深夜・早朝が仕事で、すかいらーくホールディングスの店舗がなくなると困るという人も一定数いるかもしれません。ただ、コンビニで食べ物を買う、自宅で食事をするなど、代替手段はあります。すかいらーくホールディングスの店舗の周辺は活動人口が多いはずで、近所にはコンビニもあるはずです。
ライフスタイルの変化、働き方の変化により、24時間営業のニーズは縮小していくと考えられます。すかいらーくホールディングスの24時間営業の廃止は、社会の変化に合わせたものであり、避けられないものです。
24時間営業の店舗は便利ですが、ずっと存在し続けるとは考えない方がよいです。
深夜・早朝よりもランチ・ディナーの時間帯にチャンス
すかいらーくホールディングスは24時間営業の廃止を発表しました。これは従業員の健康に配慮した職場環境作りを実現するとともに、ランチ・ディナーの時間帯に人的資源を集中させ、売上、利益を増やす戦略でもあります。
深夜・早朝とランチ・ディナーの時間帯を比較すると、ランチ・ディナーの時間帯の方が売上、利益を増やすチャンスが大きいのではないかと思います。
惣菜、冷凍食品などの中食市場が拡大しています。単身者の増加、働く女性の増加により、料理をしない人が増えているためです。料理をせずに食事をしたいニーズが高まっており、ランチ・ディナーの時間帯に売上、利益を増やすチャンスがあります。

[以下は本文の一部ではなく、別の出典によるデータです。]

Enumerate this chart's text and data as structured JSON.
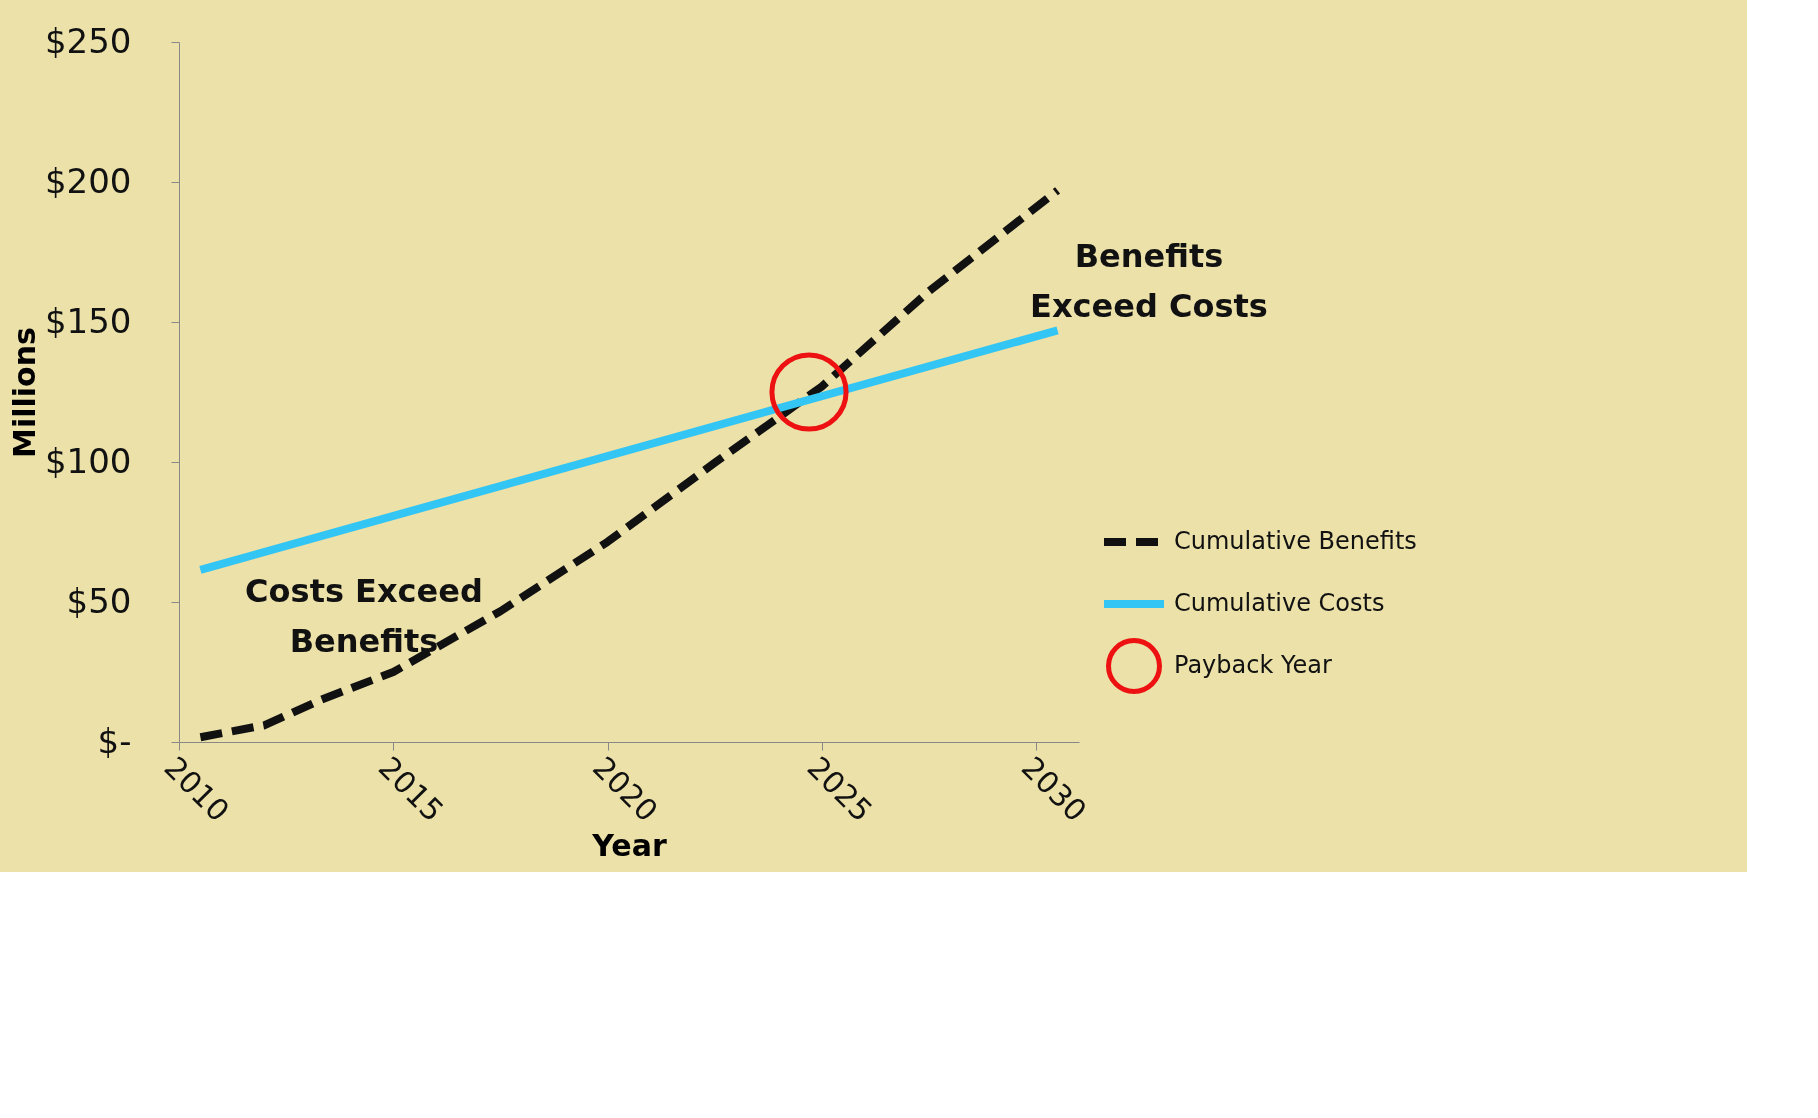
{
  "chart_data": {
    "type": "line",
    "xlabel": "Year",
    "ylabel": "Millions",
    "xlim": [
      2010,
      2031
    ],
    "xticks": [
      2010,
      2015,
      2020,
      2025,
      2030
    ],
    "ylim": [
      0,
      250
    ],
    "yticks": [
      {
        "value": 0,
        "label": "$-"
      },
      {
        "value": 50,
        "label": "$50"
      },
      {
        "value": 100,
        "label": "$100"
      },
      {
        "value": 150,
        "label": "$150"
      },
      {
        "value": 200,
        "label": "$200"
      },
      {
        "value": 250,
        "label": "$250"
      }
    ],
    "grid": false,
    "legend": "right",
    "series": [
      {
        "name": "Cumulative Benefits",
        "color": "#111111",
        "line_style": "dashed",
        "x": [
          2010.5,
          2012,
          2013.3,
          2015,
          2017.5,
          2020,
          2022.5,
          2025,
          2027.5,
          2030.5
        ],
        "values": [
          1.7,
          6,
          15,
          25,
          46.7,
          71.5,
          99.7,
          127,
          161,
          197
        ]
      },
      {
        "name": "Cumulative Costs",
        "color": "#33c5f3",
        "line_style": "solid",
        "x": [
          2010.5,
          2030.5
        ],
        "values": [
          61.5,
          147
        ]
      },
      {
        "name": "Payback Year",
        "type": "scatter",
        "marker": "circle",
        "color": "#ee1111",
        "x": [
          2024.7
        ],
        "values": [
          125
        ]
      }
    ],
    "annotations": [
      "Costs Exceed Benefits",
      "Benefits Exceed Costs"
    ]
  }
}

飲食チェーン店では、店内で食事をするだけではなく、デリバリー、テイクアウトのニーズもあります。デリバリー、テイクアウトのお客さんが増えることは、店内で食事をするお客さんの増加にも繋がります。ロイヤルティの高いお客さんは、店内での食事、デリバリー、テイクアウト、すべてを利用します。
客数が少ない深夜・早朝を廃止して、客数が多いランチ・ディナーの時間帯に人的資源を集中することで、店舗の生産性が向上します。
従来の店舗運営では、ランチ・ディナーの時間帯と深夜・早朝それぞれに、優秀な人材が割り当てられていたと思います。深夜・早朝を廃止することで、ランチ・ディナーの時間帯に優秀な人材を集中できます。
深夜・早朝のニーズが縮小していくことを考えると、ランチ・ディナーの時間帯に人的資源を集中させ、売上、利益の増加を目指すのはよい戦略です。